Doctor of Philosophy

School

School of Education

Program

Counseling Psychology, Ph.D.

First Advisor

Wilfred G. A. Futcher

Second Advisor

Selma A. Chaij

Third Advisor

Thesba Johnston

Abstract

Problem. Research has identified culture as one of the factors which reinforces sex-appropriate behaviors and punishes inappropriate behaviors for each gender. The purpose of this study was to validate the theory that culture is an influencing factor in the development of sex-role acquisition through studying two diversely different cultures.

Method. This study employed the Bem Inventory for the measurement of sex-role typing. There were a total of 374 college-age females from either a Chinese culture or Anglo-American culture who participated in the study.The subjects were divided into five groups according to the degree of American acculturation. Three null hypotheses were postulated.

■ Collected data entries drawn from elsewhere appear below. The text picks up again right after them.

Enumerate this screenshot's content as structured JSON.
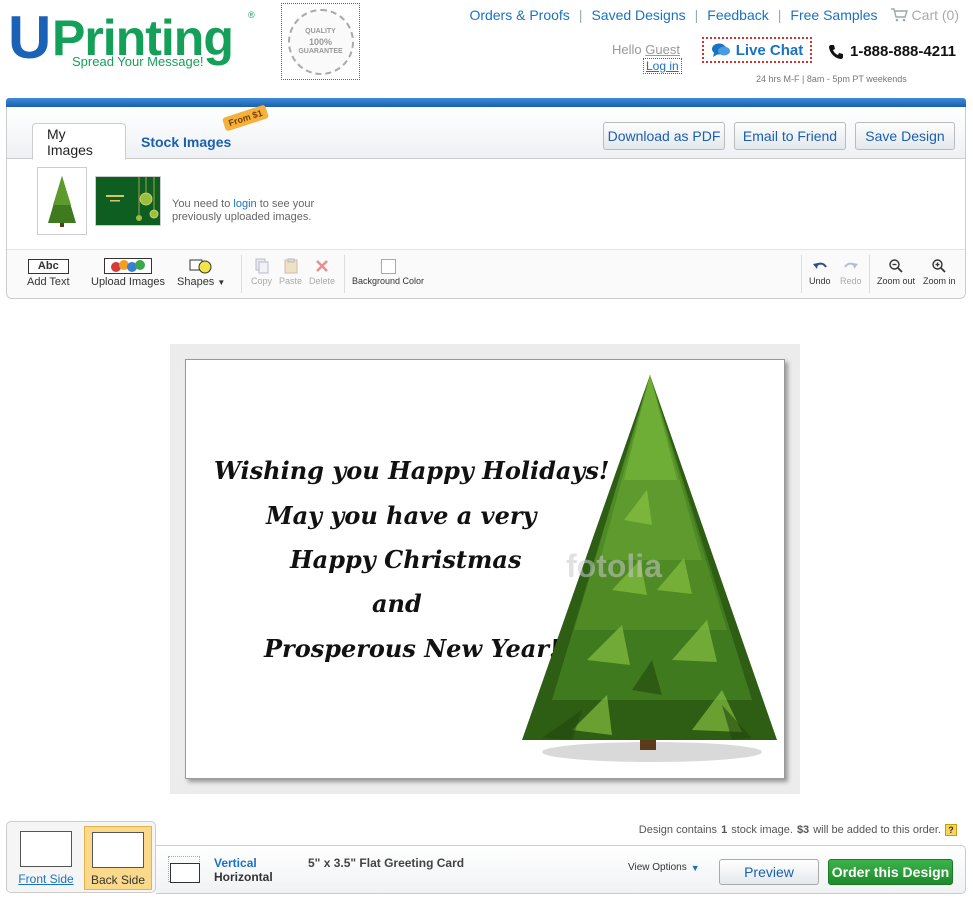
{
  "brand": {
    "logo_u": "U",
    "logo_rest": "Printing",
    "registered": "®",
    "tagline": "Spread Your Message!",
    "seal_lines": [
      "QUALITY",
      "100%",
      "GUARANTEE"
    ]
  },
  "top_nav": {
    "items": [
      "Orders & Proofs",
      "Saved Designs",
      "Feedback",
      "Free Samples"
    ],
    "cart": "Cart (0)"
  },
  "account": {
    "hello": "Hello",
    "guest": "Guest",
    "login": "Log in"
  },
  "support": {
    "live_chat": "Live Chat",
    "phone": "1-888-888-4211",
    "hours": "24 hrs M-F | 8am - 5pm PT weekends"
  },
  "tabs": {
    "my_images": "My Images",
    "stock_images": "Stock Images",
    "stock_badge": "From $1"
  },
  "actions": {
    "download_pdf": "Download as PDF",
    "email_friend": "Email to Friend",
    "save_design": "Save Design"
  },
  "images_panel": {
    "msg_before": "You need to",
    "msg_link": "login",
    "msg_after": "to see your previously uploaded images."
  },
  "toolbar": {
    "abc": "Abc",
    "add_text": "Add Text",
    "upload_images": "Upload Images",
    "shapes": "Shapes",
    "copy": "Copy",
    "paste": "Paste",
    "delete": "Delete",
    "background_color": "Background Color",
    "undo": "Undo",
    "redo": "Redo",
    "zoom_out": "Zoom out",
    "zoom_in": "Zoom in"
  },
  "card": {
    "lines": [
      "Wishing you Happy Holidays!",
      "May you have a very",
      "Happy Christmas",
      "and",
      "Prosperous New Year!"
    ],
    "watermark": "fotolia"
  },
  "footer": {
    "note_prefix": "Design contains",
    "note_count": "1",
    "note_mid": "stock image.",
    "note_price": "$3",
    "note_suffix": "will be added to this order.",
    "help": "?",
    "front_side": "Front Side",
    "back_side": "Back Side",
    "vertical": "Vertical",
    "horizontal": "Horizontal",
    "product": "5\" x 3.5\" Flat Greeting Card",
    "view_options": "View Options",
    "preview": "Preview",
    "order": "Order this Design"
  },
  "colors": {
    "brand_blue": "#1a62b5",
    "brand_green": "#15a05a",
    "link_blue": "#1a72c4",
    "order_green": "#2a9d35",
    "selected_side": "#fbd98a"
  }
}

Findings. (1) There were significantly more Anglo-American females in the sex-typed category called androgynous as compared to the four Chinese female groups. (2) There was a higher percentage of Anglo-American females in Bem's feminine category than Chinese females from Hong Kong and Singapore. (3) The percentage of females in the undifferentiated category was higher for all four Chinese groups as compared to the Anglo-American group. (4) The proportion of subjects in the androgynous category increased as expected from Group 1 to Group 5 with the exception of Group 4. (5) The Hong Kong and Singapore Chinese group had the highest proportion of females classified in the masculine category, and the lowest proportion in the feminine category. (6) There were significant differences in both masculinity and femininity mean scores among the five groups. (7) Both Anglo-American females and Chinese females who came to the United States before the age of ten had a masculine mean score which was significantly higher than that of Chinese females from Hong Kong and Singapore. (8) American-born Chinese females generally scored low in masculine and feminine scales as compared to the Chinese who came to the United States before the age of ten. (9) Chinese females from Hong Kong and Singapore had a significantly lower femininity mean score as compared to all the other groups.

Conclusions. The findings in this study validated culture as an influencing factor in the acquisition of sex-role. Based on the assumption that the Anglo-American culture is more androgynous, results indicated that there were a higher percentage of Anglo-American females than of Chinese females classified as androgynous. It verified the hypothesis which posited that there is a relation between sex-role typing and the degree of American acculturation.